For diversity and ordination analysis, we used rarefaction by “amp_subset_samples” by ampvis2 as normalization of the original ASV count table. We used the Shannon diversity index as calculated by ampvis2 (“amp_alphadiv”) for diversity analysis. Differences between treatments were analysed by the vegan package. First, normal distribution was tested by shapiro.test and differences between the treatments by anova (“aov”) or Kruskal-Wallis Test (kruskal.test). Non-metric multidimensional scaling (NMDS) analysis was done with “amp_ordinate” based on Bray Curtis dissimilarity matrices. The environmental fit was calculated using the vegan package38 with a significance threshold of p ≤ 0.05.
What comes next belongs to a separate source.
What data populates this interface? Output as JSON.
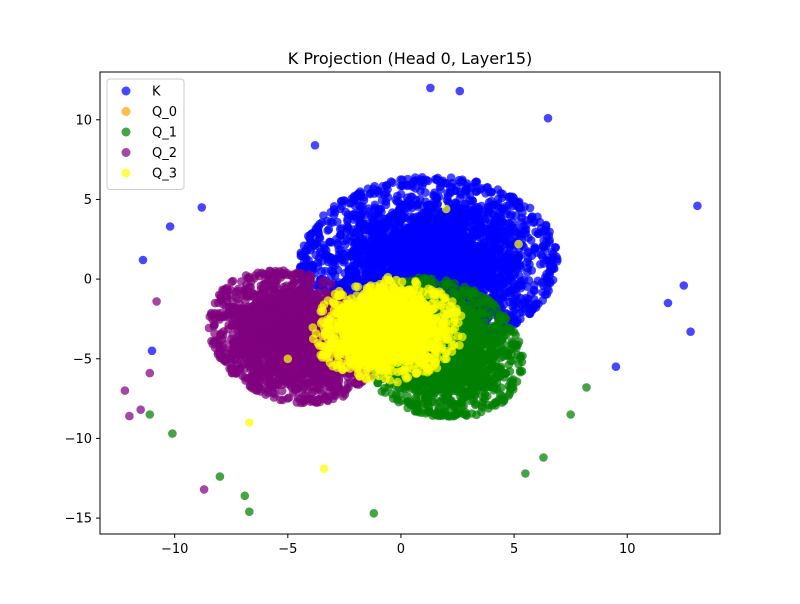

Differences in the total community composition were calculated by first calculating a Bray Curtis dissimilarity matrix in R with the vegan package and then using pairwise permanova analysis with a strata flag for plot Location with “pairwise.perm.manova” of the RVAideMemoire package.
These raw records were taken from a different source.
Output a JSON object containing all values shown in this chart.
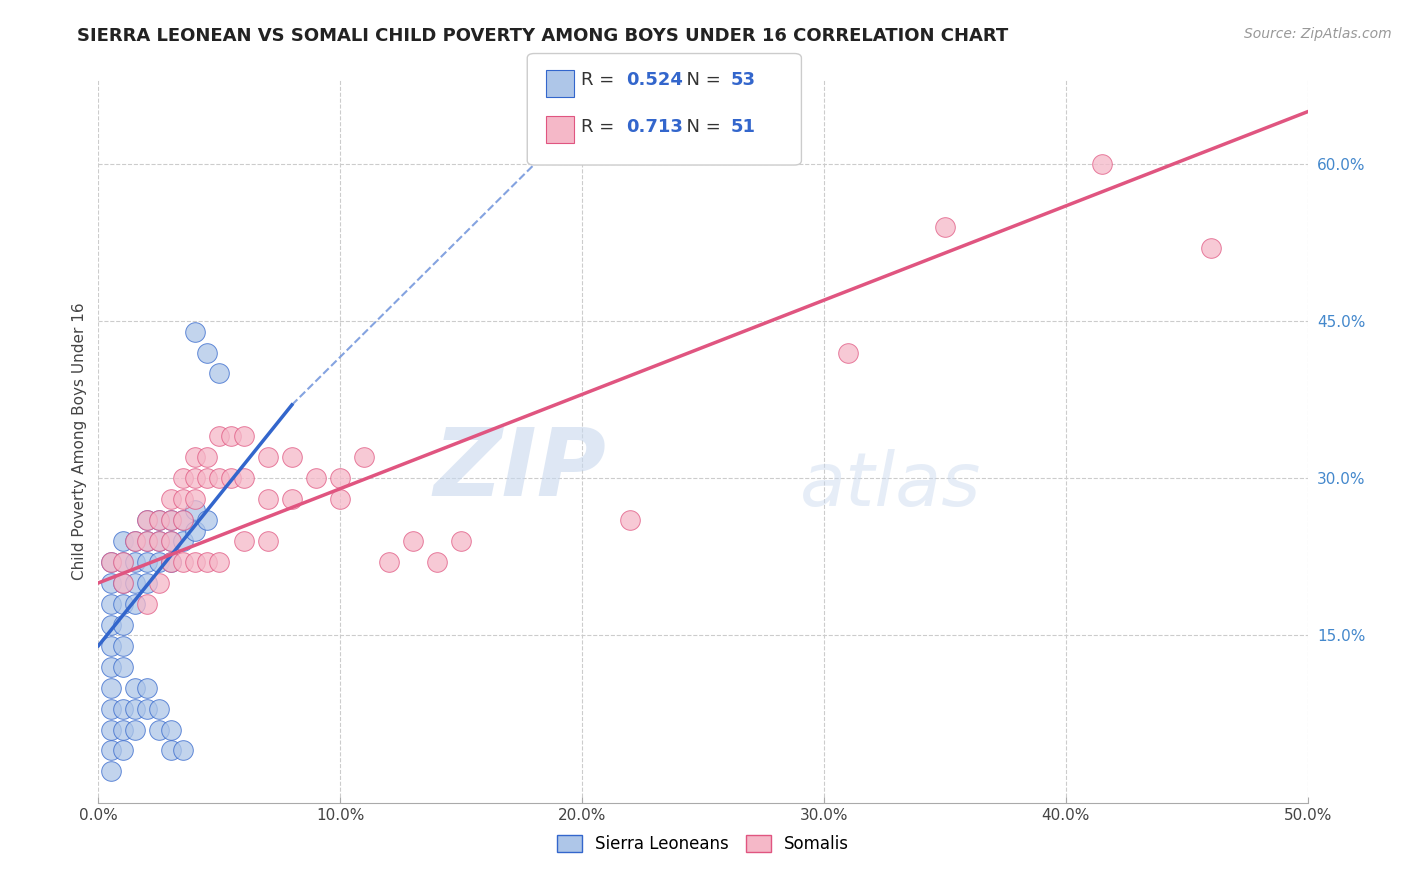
{
  "title": "SIERRA LEONEAN VS SOMALI CHILD POVERTY AMONG BOYS UNDER 16 CORRELATION CHART",
  "source": "Source: ZipAtlas.com",
  "ylabel": "Child Poverty Among Boys Under 16",
  "xlim": [
    0.0,
    0.5
  ],
  "ylim": [
    -0.01,
    0.68
  ],
  "xticks": [
    0.0,
    0.1,
    0.2,
    0.3,
    0.4,
    0.5
  ],
  "xticklabels": [
    "0.0%",
    "10.0%",
    "20.0%",
    "30.0%",
    "40.0%",
    "50.0%"
  ],
  "yticks_right": [
    0.15,
    0.3,
    0.45,
    0.6
  ],
  "ytick_labels_right": [
    "15.0%",
    "30.0%",
    "45.0%",
    "60.0%"
  ],
  "legend_labels": [
    "Sierra Leoneans",
    "Somalis"
  ],
  "r_sl": 0.524,
  "n_sl": 53,
  "r_so": 0.713,
  "n_so": 51,
  "sl_color": "#aec6e8",
  "so_color": "#f5b8c8",
  "sl_line_color": "#3366cc",
  "so_line_color": "#e05580",
  "sl_scatter": [
    [
      0.005,
      0.22
    ],
    [
      0.005,
      0.2
    ],
    [
      0.005,
      0.18
    ],
    [
      0.005,
      0.16
    ],
    [
      0.005,
      0.14
    ],
    [
      0.005,
      0.12
    ],
    [
      0.005,
      0.1
    ],
    [
      0.005,
      0.08
    ],
    [
      0.01,
      0.24
    ],
    [
      0.01,
      0.22
    ],
    [
      0.01,
      0.2
    ],
    [
      0.01,
      0.18
    ],
    [
      0.01,
      0.16
    ],
    [
      0.01,
      0.14
    ],
    [
      0.01,
      0.12
    ],
    [
      0.015,
      0.24
    ],
    [
      0.015,
      0.22
    ],
    [
      0.015,
      0.2
    ],
    [
      0.015,
      0.18
    ],
    [
      0.02,
      0.26
    ],
    [
      0.02,
      0.24
    ],
    [
      0.02,
      0.22
    ],
    [
      0.02,
      0.2
    ],
    [
      0.025,
      0.26
    ],
    [
      0.025,
      0.24
    ],
    [
      0.025,
      0.22
    ],
    [
      0.03,
      0.26
    ],
    [
      0.03,
      0.24
    ],
    [
      0.03,
      0.22
    ],
    [
      0.035,
      0.26
    ],
    [
      0.035,
      0.24
    ],
    [
      0.04,
      0.27
    ],
    [
      0.04,
      0.25
    ],
    [
      0.045,
      0.26
    ],
    [
      0.005,
      0.06
    ],
    [
      0.005,
      0.04
    ],
    [
      0.005,
      0.02
    ],
    [
      0.01,
      0.08
    ],
    [
      0.01,
      0.06
    ],
    [
      0.01,
      0.04
    ],
    [
      0.015,
      0.1
    ],
    [
      0.015,
      0.08
    ],
    [
      0.015,
      0.06
    ],
    [
      0.02,
      0.1
    ],
    [
      0.02,
      0.08
    ],
    [
      0.025,
      0.08
    ],
    [
      0.025,
      0.06
    ],
    [
      0.03,
      0.06
    ],
    [
      0.03,
      0.04
    ],
    [
      0.035,
      0.04
    ],
    [
      0.04,
      0.44
    ],
    [
      0.045,
      0.42
    ],
    [
      0.05,
      0.4
    ]
  ],
  "so_scatter": [
    [
      0.005,
      0.22
    ],
    [
      0.01,
      0.22
    ],
    [
      0.01,
      0.2
    ],
    [
      0.015,
      0.24
    ],
    [
      0.02,
      0.26
    ],
    [
      0.02,
      0.24
    ],
    [
      0.025,
      0.26
    ],
    [
      0.025,
      0.24
    ],
    [
      0.03,
      0.28
    ],
    [
      0.03,
      0.26
    ],
    [
      0.03,
      0.24
    ],
    [
      0.035,
      0.3
    ],
    [
      0.035,
      0.28
    ],
    [
      0.035,
      0.26
    ],
    [
      0.04,
      0.32
    ],
    [
      0.04,
      0.3
    ],
    [
      0.04,
      0.28
    ],
    [
      0.045,
      0.32
    ],
    [
      0.045,
      0.3
    ],
    [
      0.05,
      0.34
    ],
    [
      0.05,
      0.3
    ],
    [
      0.055,
      0.34
    ],
    [
      0.055,
      0.3
    ],
    [
      0.06,
      0.34
    ],
    [
      0.06,
      0.3
    ],
    [
      0.07,
      0.32
    ],
    [
      0.07,
      0.28
    ],
    [
      0.08,
      0.32
    ],
    [
      0.08,
      0.28
    ],
    [
      0.09,
      0.3
    ],
    [
      0.1,
      0.3
    ],
    [
      0.1,
      0.28
    ],
    [
      0.11,
      0.32
    ],
    [
      0.12,
      0.22
    ],
    [
      0.13,
      0.24
    ],
    [
      0.14,
      0.22
    ],
    [
      0.15,
      0.24
    ],
    [
      0.02,
      0.18
    ],
    [
      0.025,
      0.2
    ],
    [
      0.03,
      0.22
    ],
    [
      0.035,
      0.22
    ],
    [
      0.04,
      0.22
    ],
    [
      0.045,
      0.22
    ],
    [
      0.05,
      0.22
    ],
    [
      0.06,
      0.24
    ],
    [
      0.07,
      0.24
    ],
    [
      0.22,
      0.26
    ],
    [
      0.31,
      0.42
    ],
    [
      0.35,
      0.54
    ],
    [
      0.415,
      0.6
    ],
    [
      0.46,
      0.52
    ]
  ],
  "watermark_zip": "ZIP",
  "watermark_atlas": "atlas",
  "background_color": "#ffffff",
  "grid_color": "#cccccc",
  "title_fontsize": 13,
  "axis_label_fontsize": 11
}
Differential abundance analysis of single taxa regarding different treatments was performed at genus and order level with the ANCOM package in R (version 2.1)39, with an alpha threshold of 0.05, W-statistic threshold of 0.8 and Benjamini and Hochberg P adjustment.
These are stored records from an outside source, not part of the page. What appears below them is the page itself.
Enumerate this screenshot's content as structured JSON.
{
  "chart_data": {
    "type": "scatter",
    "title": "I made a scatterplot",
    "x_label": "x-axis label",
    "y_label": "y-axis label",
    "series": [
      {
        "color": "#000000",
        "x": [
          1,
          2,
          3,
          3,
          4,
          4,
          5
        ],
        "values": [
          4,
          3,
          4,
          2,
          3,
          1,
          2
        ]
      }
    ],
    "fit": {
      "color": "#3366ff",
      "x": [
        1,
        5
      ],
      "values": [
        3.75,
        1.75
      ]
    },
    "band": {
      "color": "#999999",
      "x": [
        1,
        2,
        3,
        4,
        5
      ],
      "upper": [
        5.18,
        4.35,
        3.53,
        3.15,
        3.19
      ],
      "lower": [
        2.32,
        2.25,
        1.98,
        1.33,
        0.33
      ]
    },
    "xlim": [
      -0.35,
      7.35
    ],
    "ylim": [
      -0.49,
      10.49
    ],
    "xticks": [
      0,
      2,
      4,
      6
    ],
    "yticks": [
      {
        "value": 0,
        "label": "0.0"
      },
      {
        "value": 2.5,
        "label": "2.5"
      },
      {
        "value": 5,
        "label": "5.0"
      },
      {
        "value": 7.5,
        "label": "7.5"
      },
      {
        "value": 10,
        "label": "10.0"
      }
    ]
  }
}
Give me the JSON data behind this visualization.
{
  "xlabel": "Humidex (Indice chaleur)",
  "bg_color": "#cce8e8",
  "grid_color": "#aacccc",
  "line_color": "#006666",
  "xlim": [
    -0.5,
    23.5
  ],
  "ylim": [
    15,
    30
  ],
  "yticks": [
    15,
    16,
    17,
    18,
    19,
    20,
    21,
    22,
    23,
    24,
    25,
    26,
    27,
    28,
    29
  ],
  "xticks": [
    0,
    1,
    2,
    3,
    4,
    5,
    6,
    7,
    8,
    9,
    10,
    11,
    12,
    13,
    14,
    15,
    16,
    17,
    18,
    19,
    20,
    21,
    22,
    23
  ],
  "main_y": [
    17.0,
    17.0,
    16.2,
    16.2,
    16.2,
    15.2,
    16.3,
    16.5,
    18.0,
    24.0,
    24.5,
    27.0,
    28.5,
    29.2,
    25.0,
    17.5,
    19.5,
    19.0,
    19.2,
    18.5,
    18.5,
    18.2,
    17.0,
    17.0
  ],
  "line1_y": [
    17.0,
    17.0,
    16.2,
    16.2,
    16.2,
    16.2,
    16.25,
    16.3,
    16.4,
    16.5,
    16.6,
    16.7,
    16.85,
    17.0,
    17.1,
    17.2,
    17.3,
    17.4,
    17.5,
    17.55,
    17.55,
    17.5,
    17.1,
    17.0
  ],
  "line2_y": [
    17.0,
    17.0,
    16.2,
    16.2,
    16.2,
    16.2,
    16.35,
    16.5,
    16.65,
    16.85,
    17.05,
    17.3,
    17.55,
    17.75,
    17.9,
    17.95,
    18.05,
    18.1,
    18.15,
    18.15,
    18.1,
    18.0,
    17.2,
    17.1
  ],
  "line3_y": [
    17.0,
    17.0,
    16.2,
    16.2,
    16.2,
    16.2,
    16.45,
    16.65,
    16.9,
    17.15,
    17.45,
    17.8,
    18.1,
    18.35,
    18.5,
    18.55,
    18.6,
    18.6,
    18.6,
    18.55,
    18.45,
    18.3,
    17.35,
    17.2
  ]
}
Soil attribute measurements

For all abiotic measurements, soil samples were dried at 40 °C for at least 10 days. We measured pH by adding the 2.25-fold volume distilled water to at least 5 g dried soil and incubate for at least 1 h prior to measurement. For C and N content determination, root fragments were manually removed, the soil was passed through a 2 mm sieve to obtain the fine soil fraction, which was ground in a ball mill (MM200, Retsch, Haan, Germany). Depending on the expected C and N contents, 5 g of soil were weighed into tin capsules. Measurements were performed by the CN analyzer vario EL cube (Elementar Analysensysteme, Hanau, Germany). Samples were combusted at 950 °C after addition of oxygen with copper oxide as the catalyst and helium as the carrier gas. NOx gases were reduced to N2. CO2 and N2 were separated by an adsorption column and were detected by a thermal conductivity detector (TCD). External certified standards of plant and soil material (IVA Analysentechnik, Meerbusch, Germany) were measured as samples for calibration validation. To account for daily variation of the room conditions and check for drifts, daily factors were determined.

Na, K, Ca, Mg, Mn, Fe, Al, S and P were measured by using an iCAP 7400 ICP-OES DUO analyser (Thermo Fisher Scientific) and standard solutions for each analysed element (Bernd Kraft GmbH, Duisburg, Germany). Prior to measurements, 50 mg dried soil of each sample was lysed with 2 ml 65% nitric acid at 160 °C for 12 h, filtered and the volume adjusted to 25 ml with water.

Data Records

All obtained sequences are available at the National Center for Biotechnology Information under the Bioproject accession number PRJNA599149 and Sequence Read Archive (SRA) accession number SRP239591, containing all 160 read archives (80 DNA samples and 80 RNA samples) as compressed fastq files40. The following files have been deposited in a figshare collection41 and can be also accessed separately: Details regarding quality-filtering and read statistics before, during and after bioinformatic processing24; ASV count table with taxonomic assignments31; metadata information for each sample along with abiotic soil measurements19.

Technical Validation

The sample from each subplot was derived from three different soil cores. The PCR reactions for amplification of the 16 S rRNA genes transcripts and genes were performed in three technical replicates per sample. Negative controls without DNA or cDNA template were also performed. Correct amplicon size was determined on a 0.8% agarose gel. PCR triplicates per sample were pooled in equimolar amounts for amplicon sequencing to minimize possible PCR bias.